The Senate Finance Committee today held the second in a planned series of bipartisan hearings on high prescription drug prices, which featured executives from drug companies AbbVie, AstraZeneca, Bristol-Myers Squibb, Johnson & Johnson, Merck, Pfizer and Sanofi.
 
Committee Chairman Charles Grassley, R-Iowa, said, “Members of Congress are sick and tired of the blame game … The American people deserve straight answers and real solutions.” Ranking Member Ron Wyden, D-Ore., said, “It is long past time to drop the excuses and take concrete action to make medicine in America more affordable.” Among other comments, Sen. Tom Carper, D-Del., called on the industry to eliminate rebates to pharmacy benefit managers, support value-based payment models and increase transparency.
 
“We thank Chairman Grassley, Ranking Member Wyden and all the members of the committee for their commitment to tackle drug prices in the 116th Congress and for asking tough questions to hold Big Pharma accountable,” said Lauren Aronson, executive director of the Campaign for Sustainable Rx Pricing, of which the AHA is a founding member. “Today was Big Pharma’s Big Tobacco moment where it became crystal clear the status quo is unacceptable to policymakers and the American people.
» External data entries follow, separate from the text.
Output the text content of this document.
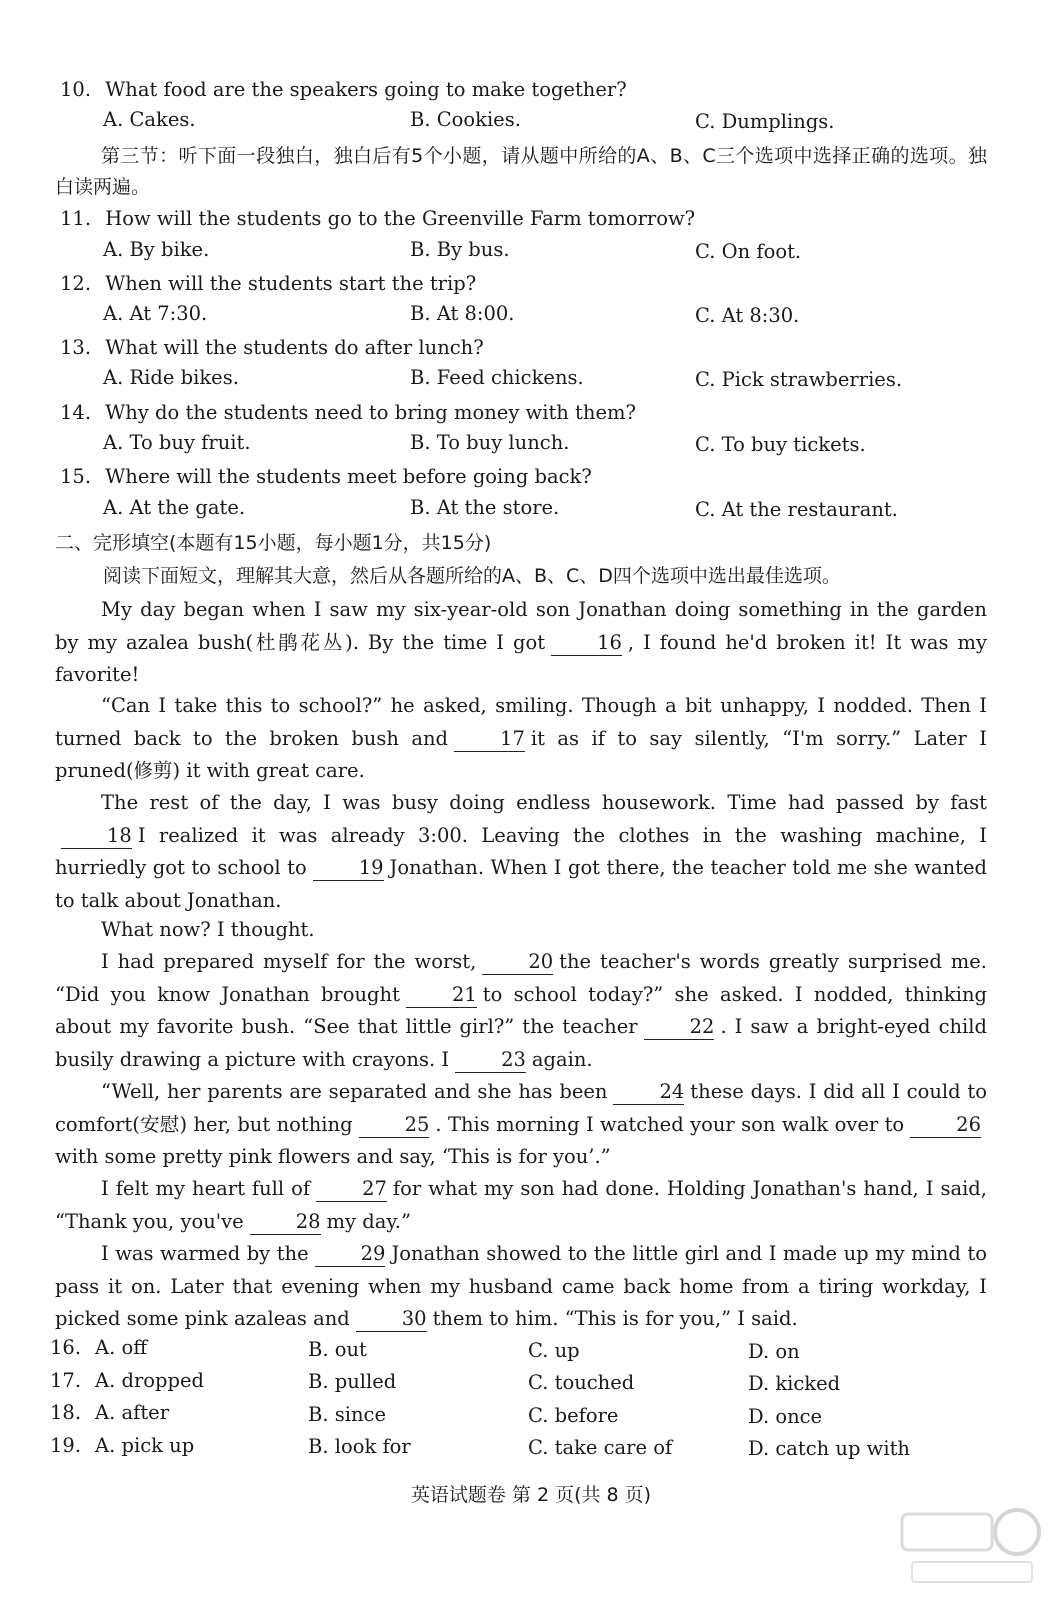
10. What food are the speakers going to make together?
A. Cakes.	B. Cookies.	C. Dumplings.
第三节：听下面一段独白，独白后有5个小题，请从题中所给的A、B、C三个选项中选择正确的选项。独白读两遍。
11. How will the students go to the Greenville Farm tomorrow?
A. By bike.	B. By bus.	C. On foot.
12. When will the students start the trip?
A. At 7:30.	B. At 8:00.	C. At 8:30.
13. What will the students do after lunch?
A. Ride bikes.	B. Feed chickens.	C. Pick strawberries.
14. Why do the students need to bring money with them?
A. To buy fruit.	B. To buy lunch.	C. To buy tickets.
15. Where will the students meet before going back?
A. At the gate.	B. At the store.	C. At the restaurant.
二、完形填空(本题有15小题，每小题1分，共15分)
阅读下面短文，理解其大意，然后从各题所给的A、B、C、D四个选项中选出最佳选项。
My day began when I saw my six-year-old son Jonathan doing something in the garden by my azalea bush(杜鹃花丛). By the time I got	16 , I found he'd broken it! It was my favorite!
“Can I take this to school?” he asked, smiling. Though a bit unhappy, I nodded. Then I turned back to the broken bush and	17 it as if to say silently, “I'm sorry.” Later I pruned(修剪) it with great care.
The rest of the day, I was busy doing endless housework. Time had passed by fast18 I realized it was already 3:00. Leaving the clothes in the washing machine, I hurriedly got to school to	19 Jonathan. When I got there, the teacher told me she wanted to talk about Jonathan.
What now? I thought.
I had prepared myself for the worst,	20 the teacher's words greatly surprised me. “Did you know Jonathan brought	21 to school today?” she asked. I nodded, thinking about my favorite bush. “See that little girl?” the teacher	22 . I saw a bright-eyed child busily drawing a picture with crayons. I	23 again.
“Well, her parents are separated and she has been	24 these days. I did all I could to comfort(安慰) her, but nothing	25 . This morning I watched your son walk over to	26with some pretty pink flowers and say, ‘This is for you’.”
I felt my heart full of	27 for what my son had done. Holding Jonathan's hand, I said, “Thank you, you've	28 my day.”
I was warmed by the	29 Jonathan showed to the little girl and I made up my mind to pass it on. Later that evening when my husband came back home from a tiring workday, I picked some pink azaleas and	30 them to him. “This is for you,” I said.
16. A. off	B. out	C. up	D. on
17. A. dropped	B. pulled	C. touched	D. kicked
18. A. after	B. since	C. before	D. once
19. A. pick up	B. look for	C. take care of	D. catch up with
英语试题卷 第 2 页(共 8 页)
It is now incumbent on lawmakers to translate the momentum for change into concrete, market-based solutions to crack down on the anti-competitive and price gouging tactics of Big Pharma, in order to bring down the price of prescription drugs.”
 
During a telebriefing yesterday for news media, leaders from the AHA, American Academy of Family Physicians and America’s Health Insurance Plans also emphasized the need for Congress to address the continuing rise in drug prices, highlighted in a recent report prepared by NORC at the University of Chicago for the AHA, Federation of American Hospitals and American Society of Health-System Pharmacists. “The skyrocketing costs of drugs continues to dwarf the overall growth in spending on health care, as well as specific services, such as hospital and physician care,” said Erik Rasmussen, AHA’s vice president of government affairs.
 
AHA has recommended a number of policy solutions to restrain drug prices, from addressing anticompetitive actions by brand-name drug manufacturers to speeding up generic drug approvals and passing the CREATES Act.